Tarihte terör, korku, dehşet ve suikasttan bahsedildiğinde akla gelen ilk isim Hasan Sabbah ve cennet fedaileridir... Mekânsa elbette ki şimdilik yeryüzünde var olmayan Alamut Kalesi…
Hasan Sabbah’ın liderliğinde tam 33 sene devam eden, ancak aradan geçen yüzyıllara rağmen dünyada milyonlarca insanın zihninde aynı korku atmosferini yayacağı endişesi yaşatan Haşhaşiler’in sırrı neydi?

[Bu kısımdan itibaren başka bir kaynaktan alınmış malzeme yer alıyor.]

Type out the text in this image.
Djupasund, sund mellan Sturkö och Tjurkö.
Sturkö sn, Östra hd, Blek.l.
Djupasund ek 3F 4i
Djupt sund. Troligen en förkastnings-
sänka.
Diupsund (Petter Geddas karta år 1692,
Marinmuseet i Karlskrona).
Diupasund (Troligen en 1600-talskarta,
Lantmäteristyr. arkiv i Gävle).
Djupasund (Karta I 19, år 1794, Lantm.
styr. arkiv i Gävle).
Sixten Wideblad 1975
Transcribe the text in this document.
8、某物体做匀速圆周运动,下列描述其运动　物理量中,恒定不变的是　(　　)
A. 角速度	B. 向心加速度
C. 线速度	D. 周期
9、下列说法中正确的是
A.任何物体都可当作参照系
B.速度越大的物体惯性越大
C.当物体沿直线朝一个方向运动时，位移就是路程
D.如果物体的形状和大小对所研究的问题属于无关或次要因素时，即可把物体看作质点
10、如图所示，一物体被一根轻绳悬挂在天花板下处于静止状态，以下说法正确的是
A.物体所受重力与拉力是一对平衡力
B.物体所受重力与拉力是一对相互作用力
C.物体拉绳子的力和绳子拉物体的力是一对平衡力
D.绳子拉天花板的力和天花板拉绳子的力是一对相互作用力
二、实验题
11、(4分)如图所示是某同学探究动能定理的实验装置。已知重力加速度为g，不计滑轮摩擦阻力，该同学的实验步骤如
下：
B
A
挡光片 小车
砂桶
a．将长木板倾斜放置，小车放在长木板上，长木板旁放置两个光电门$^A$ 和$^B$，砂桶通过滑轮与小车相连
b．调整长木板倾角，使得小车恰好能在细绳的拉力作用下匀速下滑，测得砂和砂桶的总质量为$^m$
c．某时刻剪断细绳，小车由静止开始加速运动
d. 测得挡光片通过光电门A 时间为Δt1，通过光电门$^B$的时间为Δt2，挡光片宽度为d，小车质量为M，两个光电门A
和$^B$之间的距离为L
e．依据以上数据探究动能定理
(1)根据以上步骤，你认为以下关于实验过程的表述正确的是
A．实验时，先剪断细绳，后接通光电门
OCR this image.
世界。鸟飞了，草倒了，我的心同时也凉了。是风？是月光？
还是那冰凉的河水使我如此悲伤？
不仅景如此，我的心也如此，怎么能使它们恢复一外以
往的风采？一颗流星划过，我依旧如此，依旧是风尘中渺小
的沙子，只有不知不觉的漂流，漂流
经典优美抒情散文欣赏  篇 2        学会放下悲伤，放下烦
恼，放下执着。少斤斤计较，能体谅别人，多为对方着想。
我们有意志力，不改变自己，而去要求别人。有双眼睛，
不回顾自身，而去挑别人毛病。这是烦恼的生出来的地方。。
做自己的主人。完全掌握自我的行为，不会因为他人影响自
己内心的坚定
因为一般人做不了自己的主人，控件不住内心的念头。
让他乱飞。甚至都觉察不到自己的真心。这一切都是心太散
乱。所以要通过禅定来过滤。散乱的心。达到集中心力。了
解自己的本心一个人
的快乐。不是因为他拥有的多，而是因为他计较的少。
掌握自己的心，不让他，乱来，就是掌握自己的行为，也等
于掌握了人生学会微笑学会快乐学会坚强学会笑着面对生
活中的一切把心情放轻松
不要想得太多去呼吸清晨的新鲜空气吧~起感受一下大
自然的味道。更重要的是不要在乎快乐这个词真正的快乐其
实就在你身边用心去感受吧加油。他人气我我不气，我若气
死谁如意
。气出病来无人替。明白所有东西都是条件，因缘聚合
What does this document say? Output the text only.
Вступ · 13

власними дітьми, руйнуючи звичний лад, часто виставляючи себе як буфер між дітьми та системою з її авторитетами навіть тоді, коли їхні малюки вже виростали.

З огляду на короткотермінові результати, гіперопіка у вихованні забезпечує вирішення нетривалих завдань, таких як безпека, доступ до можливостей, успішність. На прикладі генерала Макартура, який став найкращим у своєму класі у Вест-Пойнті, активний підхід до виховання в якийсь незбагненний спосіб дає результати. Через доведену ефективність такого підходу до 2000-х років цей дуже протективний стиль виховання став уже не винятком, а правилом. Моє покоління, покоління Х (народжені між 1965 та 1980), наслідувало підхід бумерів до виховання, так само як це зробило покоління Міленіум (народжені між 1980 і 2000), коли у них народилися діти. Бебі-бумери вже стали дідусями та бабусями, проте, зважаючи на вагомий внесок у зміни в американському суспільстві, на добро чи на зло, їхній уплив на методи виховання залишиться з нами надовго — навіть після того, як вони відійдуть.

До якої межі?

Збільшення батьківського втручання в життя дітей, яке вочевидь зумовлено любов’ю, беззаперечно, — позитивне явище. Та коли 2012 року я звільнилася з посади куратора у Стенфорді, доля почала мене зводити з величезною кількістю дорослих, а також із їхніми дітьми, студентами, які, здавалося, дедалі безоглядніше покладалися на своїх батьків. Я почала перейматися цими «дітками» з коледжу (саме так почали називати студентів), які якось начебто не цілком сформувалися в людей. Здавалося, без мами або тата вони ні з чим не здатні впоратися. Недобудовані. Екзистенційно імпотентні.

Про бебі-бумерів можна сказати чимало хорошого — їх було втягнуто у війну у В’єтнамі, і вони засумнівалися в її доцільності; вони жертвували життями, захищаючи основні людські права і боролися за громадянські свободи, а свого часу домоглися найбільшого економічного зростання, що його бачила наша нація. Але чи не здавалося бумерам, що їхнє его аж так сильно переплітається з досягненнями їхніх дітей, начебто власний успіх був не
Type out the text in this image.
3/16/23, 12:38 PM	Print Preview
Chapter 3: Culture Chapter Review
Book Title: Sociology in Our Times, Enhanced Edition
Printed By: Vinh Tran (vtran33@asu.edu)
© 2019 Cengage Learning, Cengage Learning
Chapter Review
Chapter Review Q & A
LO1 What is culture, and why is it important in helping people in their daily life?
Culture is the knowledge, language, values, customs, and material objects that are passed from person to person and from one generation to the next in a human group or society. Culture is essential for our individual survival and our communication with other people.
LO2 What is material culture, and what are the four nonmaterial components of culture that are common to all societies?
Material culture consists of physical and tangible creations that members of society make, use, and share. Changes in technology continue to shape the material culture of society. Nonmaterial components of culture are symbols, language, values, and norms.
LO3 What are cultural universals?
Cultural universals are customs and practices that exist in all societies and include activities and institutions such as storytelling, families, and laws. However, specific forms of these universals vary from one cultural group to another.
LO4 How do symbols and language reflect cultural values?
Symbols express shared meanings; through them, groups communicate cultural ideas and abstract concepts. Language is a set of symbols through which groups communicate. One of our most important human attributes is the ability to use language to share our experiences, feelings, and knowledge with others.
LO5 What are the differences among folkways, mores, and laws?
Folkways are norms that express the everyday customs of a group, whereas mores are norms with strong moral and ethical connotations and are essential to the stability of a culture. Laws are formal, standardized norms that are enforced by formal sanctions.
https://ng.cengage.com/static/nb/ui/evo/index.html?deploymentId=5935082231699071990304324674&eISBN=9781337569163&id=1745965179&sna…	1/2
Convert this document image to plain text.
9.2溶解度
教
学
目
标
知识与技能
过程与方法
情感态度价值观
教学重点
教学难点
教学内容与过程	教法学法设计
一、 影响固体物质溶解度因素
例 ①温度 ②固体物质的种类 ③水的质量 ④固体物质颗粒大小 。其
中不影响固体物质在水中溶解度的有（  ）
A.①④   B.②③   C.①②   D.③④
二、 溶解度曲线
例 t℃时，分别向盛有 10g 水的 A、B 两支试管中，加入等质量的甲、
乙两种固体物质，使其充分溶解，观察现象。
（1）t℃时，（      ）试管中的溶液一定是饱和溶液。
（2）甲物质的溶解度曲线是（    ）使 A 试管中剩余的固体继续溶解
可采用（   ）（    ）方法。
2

Hz. Muhammed’in torunu İmam Cafer’us-Sadık’ın oğlu İsmail’i imam kabul eden İsmalîyye Mezhebi’ni yaymak için Alamut Kalesi’ni üs seçen Hasan Sabbah ve fedailerinin kazanmak için kullandıkları tek metod vardı: Terör…
Selçuklu İmparatorluğu’nun meşhur veziri Nizamülmülk başta dönemin önde gelen pek çok devlet yöneticisi ve komutanını kanlı hançerleriyle öldüren Haşhaşiler’in motivesinde kullanılan yöntemler halen tartışılıyor…
Hasan Sabbah’ın ‘müritlerini’ terör ve suikast işlemeye ikna için kullandığı yöntem günümüzde terör örgütlerinin vazgeçemediği taktiklerinin başında geliyor; şehvetli bir kadın ve uyuşturucu…
Şeyhlerini memnun etmek için her türlü çılgınlığı bir an bile düşünmeden yapabilen, binlerce kişilik, yüzyıllardır faal bir ordu… Ölümden korkmadan hatta ona koşa koşa gidebilenlerin dehşet verici hikâyesi...
Hasan Sabbah’ın kurduğu ‘sahte cennet bahçeleri’ bu bahçeye girebilenlerin her türden ihtiyacına cevap vermeye hazır yüzlerce güzeller güzeli kadın… Hasan Sabbah’ın ‘öldür’ emrini bekleyen binlerce mürit bu sahte yeryüzü cennetini bir kere tatmış ve kendilerini hayatlarının geri kalanını burada geçirmeye adamıştı.
Moğollar tarafından 1256’da lanetli olduğu düşüncesiyle yıkılan Alamut Kalesi’ni yakın zamanda yeniden inşa edeceğini açıklayan İran’ın, Hasan Sabbah ve Haşhaşilerle nasıl bir bağlantısı vardı?